Emory Report

April 19, 1999

 Volume 51, No. 28

Nun and death penalty opponent Prejean speaks here April 25

The more frequently people attend church, the more they tend to believe in the death penalty, some polls have found. Based on this and her personal relationships with death-row inmates and the families of their victims, Roman Catholic nun and death penalty opponent Helen Prejean knows she won't necessarily be preaching to the choir when she speaks at the April 25 University Worship service at 11:15 a.m. in Cannon Chapel. For most people, Prejean has said, the issue boils down to this: "What's your image of God?" Is he compassionate or hungry for revenge?

Author of the 1993 book Dead Man Walking, later made into the film of the same name with Susan Sarandon and Sean Penn, Prejean first became involved with the issue of capital punishment when she was asked to correspond with Patrick Sonnier, a 27-year-old Louisiana man convicted, with his brother, of raping and killing 18-year-old Loretta Bourque and murdering her boyfriend, 17-year-old David LeBlanc.

Prejean's correspondence with Sonnier soon evolved into visits, and she was present at his execution. "I knew I was one of the few people in this country who had really seen [an execution] close up," Prejean told The Progressive magazine. "It's a secret ritual done at midnight. People don't see it. All they have is political rhetoric. It was a tremendous mantle of responsibility placed on my shoulders--to speak out."

Initially fearing their reaction to her, Prejean nevertheless sought out the parents of Sonnier's victims shortly before his execution. To her surprise, they welcomed her overtures. They confided how they'd felt slighted and abandoned by the criminal justice system, and that they too wanted an opportunity to be heard.

One victim's father acknowledged that a chorus of pro-death-penalty voices made him feel pressured to seek vengeance for his son's murderer. Another man and his wife attend every execution at the Louisiana State Penitentiary at Angola, as does Prejean, although for very different reasons. "When someone takes a human life, they should give theirs," the man stated simply. But he and his wife have also befriended Prejean. "Sister Prejean does not argue with him," Sue Halpern wrote in The New York Times Magazine. "It is her particular gift to know that her moral authority does not extend to this man and his grief."

But other victims' families don't see Prejean, a member of the Order of the Sisters of St. Joseph of Medaille, as benignly. "I get letters saying, 'You stupid naïve nun, you don't know what we've been through,'" she told the Times. "And they're right. I don't."

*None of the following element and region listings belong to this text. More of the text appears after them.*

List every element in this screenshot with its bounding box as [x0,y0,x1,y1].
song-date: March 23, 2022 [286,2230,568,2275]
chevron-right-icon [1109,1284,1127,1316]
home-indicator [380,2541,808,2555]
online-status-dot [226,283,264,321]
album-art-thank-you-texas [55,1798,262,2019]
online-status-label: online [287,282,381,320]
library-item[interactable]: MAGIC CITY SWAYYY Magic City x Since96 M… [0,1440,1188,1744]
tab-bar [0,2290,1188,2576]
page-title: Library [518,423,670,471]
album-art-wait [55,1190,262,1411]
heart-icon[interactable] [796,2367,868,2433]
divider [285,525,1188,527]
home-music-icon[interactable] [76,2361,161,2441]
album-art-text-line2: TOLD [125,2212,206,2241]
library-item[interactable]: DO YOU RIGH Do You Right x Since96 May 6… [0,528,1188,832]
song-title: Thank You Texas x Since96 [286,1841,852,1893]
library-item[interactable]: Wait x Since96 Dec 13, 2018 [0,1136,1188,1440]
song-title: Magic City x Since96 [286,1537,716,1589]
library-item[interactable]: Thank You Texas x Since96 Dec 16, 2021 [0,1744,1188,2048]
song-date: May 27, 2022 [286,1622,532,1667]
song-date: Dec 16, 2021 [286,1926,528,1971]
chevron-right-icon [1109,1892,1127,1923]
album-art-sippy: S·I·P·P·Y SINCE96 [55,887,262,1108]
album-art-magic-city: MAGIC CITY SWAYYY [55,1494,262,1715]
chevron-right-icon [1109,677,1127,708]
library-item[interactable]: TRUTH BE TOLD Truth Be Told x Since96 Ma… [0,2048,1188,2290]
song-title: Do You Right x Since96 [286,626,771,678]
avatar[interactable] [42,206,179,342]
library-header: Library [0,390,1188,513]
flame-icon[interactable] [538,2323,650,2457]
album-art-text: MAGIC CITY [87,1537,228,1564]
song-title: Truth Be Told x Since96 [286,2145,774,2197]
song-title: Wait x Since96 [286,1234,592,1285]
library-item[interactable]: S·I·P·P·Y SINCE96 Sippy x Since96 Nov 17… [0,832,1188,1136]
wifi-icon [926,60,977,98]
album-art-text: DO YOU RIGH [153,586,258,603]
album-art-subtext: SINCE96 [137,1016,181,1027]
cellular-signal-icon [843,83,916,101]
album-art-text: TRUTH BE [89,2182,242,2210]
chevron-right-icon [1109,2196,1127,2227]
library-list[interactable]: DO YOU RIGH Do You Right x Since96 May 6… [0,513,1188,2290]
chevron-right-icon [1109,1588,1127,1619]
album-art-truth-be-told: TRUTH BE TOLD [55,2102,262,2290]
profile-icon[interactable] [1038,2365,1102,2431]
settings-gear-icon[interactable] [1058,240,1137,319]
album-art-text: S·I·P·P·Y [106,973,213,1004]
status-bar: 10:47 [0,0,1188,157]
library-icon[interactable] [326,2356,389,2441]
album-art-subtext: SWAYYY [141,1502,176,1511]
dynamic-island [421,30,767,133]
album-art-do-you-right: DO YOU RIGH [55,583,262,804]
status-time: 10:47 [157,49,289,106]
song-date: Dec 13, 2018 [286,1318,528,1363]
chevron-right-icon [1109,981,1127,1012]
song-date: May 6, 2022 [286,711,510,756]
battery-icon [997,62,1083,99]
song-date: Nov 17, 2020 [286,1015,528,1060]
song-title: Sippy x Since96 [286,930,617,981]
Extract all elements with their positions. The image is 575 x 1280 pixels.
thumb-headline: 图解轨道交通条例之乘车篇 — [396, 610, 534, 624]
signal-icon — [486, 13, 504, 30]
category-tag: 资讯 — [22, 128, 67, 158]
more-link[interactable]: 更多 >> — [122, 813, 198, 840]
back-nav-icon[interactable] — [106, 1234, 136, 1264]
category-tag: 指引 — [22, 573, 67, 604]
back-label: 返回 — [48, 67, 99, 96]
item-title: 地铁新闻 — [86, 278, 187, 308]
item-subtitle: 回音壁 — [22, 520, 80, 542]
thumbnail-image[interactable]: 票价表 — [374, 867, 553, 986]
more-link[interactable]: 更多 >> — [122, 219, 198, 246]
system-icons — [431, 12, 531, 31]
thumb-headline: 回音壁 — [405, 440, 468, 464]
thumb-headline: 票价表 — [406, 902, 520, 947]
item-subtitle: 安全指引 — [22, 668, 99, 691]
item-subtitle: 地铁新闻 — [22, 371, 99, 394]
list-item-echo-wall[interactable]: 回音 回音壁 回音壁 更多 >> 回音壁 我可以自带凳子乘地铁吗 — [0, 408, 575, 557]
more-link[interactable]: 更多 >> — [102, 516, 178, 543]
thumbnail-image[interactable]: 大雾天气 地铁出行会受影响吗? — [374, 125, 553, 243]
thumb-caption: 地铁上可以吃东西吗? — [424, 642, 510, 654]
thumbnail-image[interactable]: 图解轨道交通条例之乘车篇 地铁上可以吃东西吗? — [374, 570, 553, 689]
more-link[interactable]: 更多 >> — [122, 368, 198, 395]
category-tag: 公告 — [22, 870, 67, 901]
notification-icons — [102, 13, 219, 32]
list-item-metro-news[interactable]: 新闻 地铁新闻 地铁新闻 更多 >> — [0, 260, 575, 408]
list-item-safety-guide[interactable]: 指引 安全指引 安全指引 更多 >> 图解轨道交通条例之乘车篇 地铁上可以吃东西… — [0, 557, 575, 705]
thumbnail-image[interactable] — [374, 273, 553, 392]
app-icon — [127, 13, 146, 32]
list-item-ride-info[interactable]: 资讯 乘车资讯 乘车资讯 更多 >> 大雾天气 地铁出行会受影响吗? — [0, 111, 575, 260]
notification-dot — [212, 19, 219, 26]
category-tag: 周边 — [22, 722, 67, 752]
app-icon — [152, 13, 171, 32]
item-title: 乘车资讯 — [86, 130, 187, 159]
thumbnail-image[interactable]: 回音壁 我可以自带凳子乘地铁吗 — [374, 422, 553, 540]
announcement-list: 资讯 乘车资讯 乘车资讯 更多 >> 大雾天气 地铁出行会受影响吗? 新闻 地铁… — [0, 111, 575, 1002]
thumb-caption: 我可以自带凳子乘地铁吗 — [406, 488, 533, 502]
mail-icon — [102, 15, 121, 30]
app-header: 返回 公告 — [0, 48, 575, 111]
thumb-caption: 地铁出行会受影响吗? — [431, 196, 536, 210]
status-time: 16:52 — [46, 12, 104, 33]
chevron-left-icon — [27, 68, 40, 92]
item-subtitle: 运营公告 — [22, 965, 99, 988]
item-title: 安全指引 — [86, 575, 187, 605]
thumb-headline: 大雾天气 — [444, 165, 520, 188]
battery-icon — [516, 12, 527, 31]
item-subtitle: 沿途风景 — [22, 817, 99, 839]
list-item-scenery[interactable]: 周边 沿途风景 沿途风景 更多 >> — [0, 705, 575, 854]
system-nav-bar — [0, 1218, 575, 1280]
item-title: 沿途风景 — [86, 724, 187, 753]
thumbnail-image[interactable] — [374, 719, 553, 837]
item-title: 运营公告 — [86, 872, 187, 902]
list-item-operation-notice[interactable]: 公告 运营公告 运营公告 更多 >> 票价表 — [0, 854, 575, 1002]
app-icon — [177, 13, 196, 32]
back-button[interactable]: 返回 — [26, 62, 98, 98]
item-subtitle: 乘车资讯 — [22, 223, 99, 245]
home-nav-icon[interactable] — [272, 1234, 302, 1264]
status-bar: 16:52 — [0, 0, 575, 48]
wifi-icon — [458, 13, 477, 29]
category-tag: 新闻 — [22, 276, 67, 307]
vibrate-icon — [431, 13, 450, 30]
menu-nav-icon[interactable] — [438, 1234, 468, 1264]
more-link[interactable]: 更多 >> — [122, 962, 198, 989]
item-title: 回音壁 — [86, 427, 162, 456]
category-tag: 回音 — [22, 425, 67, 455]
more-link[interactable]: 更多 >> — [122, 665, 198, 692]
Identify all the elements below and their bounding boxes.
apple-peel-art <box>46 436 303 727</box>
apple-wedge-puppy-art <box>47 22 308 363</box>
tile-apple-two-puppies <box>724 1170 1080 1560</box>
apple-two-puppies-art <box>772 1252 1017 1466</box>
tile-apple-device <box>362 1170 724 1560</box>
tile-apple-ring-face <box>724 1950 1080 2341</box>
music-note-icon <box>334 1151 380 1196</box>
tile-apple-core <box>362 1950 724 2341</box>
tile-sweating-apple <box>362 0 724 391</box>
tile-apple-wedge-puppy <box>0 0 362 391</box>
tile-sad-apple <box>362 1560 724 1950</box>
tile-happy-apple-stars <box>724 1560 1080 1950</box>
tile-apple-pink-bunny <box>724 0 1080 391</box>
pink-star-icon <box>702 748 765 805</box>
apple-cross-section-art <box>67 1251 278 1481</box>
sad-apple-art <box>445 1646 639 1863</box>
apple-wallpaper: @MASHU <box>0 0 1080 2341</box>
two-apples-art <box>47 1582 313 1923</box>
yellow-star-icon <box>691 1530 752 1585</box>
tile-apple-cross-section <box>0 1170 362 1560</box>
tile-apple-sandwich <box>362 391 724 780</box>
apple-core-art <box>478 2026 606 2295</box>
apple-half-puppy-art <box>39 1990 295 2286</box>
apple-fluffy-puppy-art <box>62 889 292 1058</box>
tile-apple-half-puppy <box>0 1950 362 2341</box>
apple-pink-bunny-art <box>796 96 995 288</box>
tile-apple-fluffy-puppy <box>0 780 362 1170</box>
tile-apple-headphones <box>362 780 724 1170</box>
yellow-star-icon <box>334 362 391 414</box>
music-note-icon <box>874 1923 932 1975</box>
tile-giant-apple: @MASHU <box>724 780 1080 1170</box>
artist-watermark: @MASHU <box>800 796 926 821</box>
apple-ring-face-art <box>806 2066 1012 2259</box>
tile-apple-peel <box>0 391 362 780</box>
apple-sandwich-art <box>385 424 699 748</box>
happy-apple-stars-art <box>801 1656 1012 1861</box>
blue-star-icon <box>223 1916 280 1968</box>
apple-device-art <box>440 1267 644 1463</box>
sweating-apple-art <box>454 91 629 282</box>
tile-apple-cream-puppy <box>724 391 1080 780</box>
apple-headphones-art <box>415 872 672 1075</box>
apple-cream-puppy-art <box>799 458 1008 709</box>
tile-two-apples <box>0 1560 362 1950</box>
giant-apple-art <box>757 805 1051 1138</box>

For Prejean, the ability to at least try and understand both sides of the death penalty issue is what's sorely lacking in current public debate. Many people abstractly believe in capital punishment, she said, but the more detailed their knowledge of the issue, the more ambivalent they become. "The fact that mistakes are made will not surprise anyone with even cursory knowledge of the criminal justice system," she has said. "It has been a sobering discovery for me to see just how fragile and flawed the system of justice is."

Still, Prejean doesn't shrink from the fact that these men have been accused and convicted of horrendous crimes or suppose their innocence. But, she has argued in defense of her compassionate stance, "people are more than the worst thing they have ever done in their life."